Every time I see the above picture, I get a little pang in my chest as I quickly reflect on whether or not I’ve been doing what makes my soul happy. I actually have to see this picture pretty often because it’s the background on my computer screen. It’s a constant reminder of consciously making decisions that lead to me being happy, not necessarily making all of my decisions based on the happiness of those around me.
This week, I did something that I’ve only ever done during the season of Lent. I deleted the facebook app off of my phone. I’m a perpetual scroller. If I’m standing in line, I scroll absentmindedly. If I’m waiting on something to happen, I scroll. If I’m watching football with Nathan, I might scroll. It had become this weird time-sucking down the rabbit hole thing that more often than not left me angry with the world. So, I deleted it. In the middle of the afternoon. Facebook was doing the opposite of making my soul happy. It was stealing my joy and stealing my time.

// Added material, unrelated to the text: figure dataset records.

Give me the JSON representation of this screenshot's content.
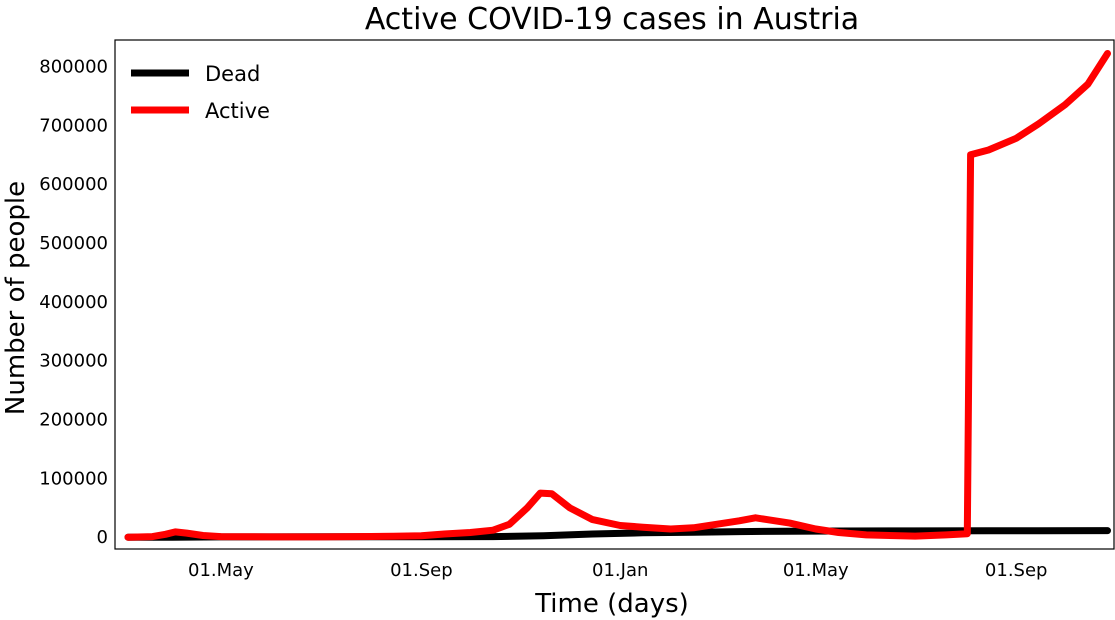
{
  "chart_data": {
    "type": "line",
    "title": "Active COVID-19 cases in Austria",
    "xlabel": "Time (days)",
    "ylabel": "Number of people",
    "xlim": [
      "2020-02-26",
      "2021-10-31"
    ],
    "ylim": [
      -20000,
      845000
    ],
    "x_ticks": [
      {
        "date": "2020-05-01",
        "label": "01.May"
      },
      {
        "date": "2020-09-01",
        "label": "01.Sep"
      },
      {
        "date": "2021-01-01",
        "label": "01.Jan"
      },
      {
        "date": "2021-05-01",
        "label": "01.May"
      },
      {
        "date": "2021-09-01",
        "label": "01.Sep"
      }
    ],
    "y_ticks": [
      0,
      100000,
      200000,
      300000,
      400000,
      500000,
      600000,
      700000,
      800000
    ],
    "grid": false,
    "legend": "top-left",
    "series": [
      {
        "name": "Dead",
        "color": "#000000",
        "points": [
          [
            "2020-03-05",
            0
          ],
          [
            "2020-04-01",
            100
          ],
          [
            "2020-05-01",
            600
          ],
          [
            "2020-07-01",
            700
          ],
          [
            "2020-09-01",
            750
          ],
          [
            "2020-10-15",
            1000
          ],
          [
            "2020-11-15",
            2500
          ],
          [
            "2020-12-15",
            5500
          ],
          [
            "2021-01-15",
            7500
          ],
          [
            "2021-02-15",
            8500
          ],
          [
            "2021-03-15",
            9500
          ],
          [
            "2021-04-15",
            10200
          ],
          [
            "2021-05-15",
            10600
          ],
          [
            "2021-07-01",
            10800
          ],
          [
            "2021-08-15",
            10900
          ],
          [
            "2021-09-15",
            11000
          ],
          [
            "2021-10-27",
            11200
          ]
        ]
      },
      {
        "name": "Active",
        "color": "#ff0000",
        "points": [
          [
            "2020-03-05",
            0
          ],
          [
            "2020-03-20",
            1000
          ],
          [
            "2020-03-28",
            5000
          ],
          [
            "2020-04-03",
            9000
          ],
          [
            "2020-04-10",
            7000
          ],
          [
            "2020-04-20",
            3000
          ],
          [
            "2020-05-01",
            1000
          ],
          [
            "2020-06-01",
            500
          ],
          [
            "2020-07-01",
            600
          ],
          [
            "2020-08-01",
            1200
          ],
          [
            "2020-08-15",
            1800
          ],
          [
            "2020-09-01",
            2500
          ],
          [
            "2020-09-15",
            5500
          ],
          [
            "2020-10-01",
            8000
          ],
          [
            "2020-10-15",
            12000
          ],
          [
            "2020-10-25",
            22000
          ],
          [
            "2020-11-05",
            50000
          ],
          [
            "2020-11-13",
            75000
          ],
          [
            "2020-11-20",
            74000
          ],
          [
            "2020-12-01",
            50000
          ],
          [
            "2020-12-15",
            30000
          ],
          [
            "2021-01-01",
            20000
          ],
          [
            "2021-01-15",
            17000
          ],
          [
            "2021-02-01",
            14000
          ],
          [
            "2021-02-15",
            16000
          ],
          [
            "2021-03-01",
            22000
          ],
          [
            "2021-03-15",
            28000
          ],
          [
            "2021-03-25",
            33000
          ],
          [
            "2021-04-01",
            30000
          ],
          [
            "2021-04-15",
            24000
          ],
          [
            "2021-05-01",
            14000
          ],
          [
            "2021-05-15",
            8000
          ],
          [
            "2021-06-01",
            4000
          ],
          [
            "2021-07-01",
            2000
          ],
          [
            "2021-07-20",
            4000
          ],
          [
            "2021-08-02",
            6000
          ],
          [
            "2021-08-04",
            650000
          ],
          [
            "2021-08-15",
            658000
          ],
          [
            "2021-09-01",
            678000
          ],
          [
            "2021-09-15",
            703000
          ],
          [
            "2021-10-01",
            735000
          ],
          [
            "2021-10-15",
            770000
          ],
          [
            "2021-10-27",
            822000
          ]
        ]
      }
    ]
  }
}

The feeling of quiet contentment washed over me after my decision was made. I knew I had made the right choice. Who knows, maybe I will quietly delete more of my social media sites from my phone. Maybe I’m on my way to a more content life because whether we intend for it to be or not, social media has become a way for us to compare to each other, to compare what we have or don’t have. That’s not the kind of person that I aspire to be. I aspire to be the person that is full of love. The person who, even when she doesn’t understand, loves others for what and who they are. The person who is accepting and caring and sees differences as something to celebrate.
I know that this is a lofty goal. There are still more times in a day than I would like to admit where I have to check myself, times when I can feel the annoyance building. There are still times when I have to remind myself to react with love when learners are driving me crazy or people are rude. We’re all human, right? We’re all just trying to get from point A to point B in the best way possible for us.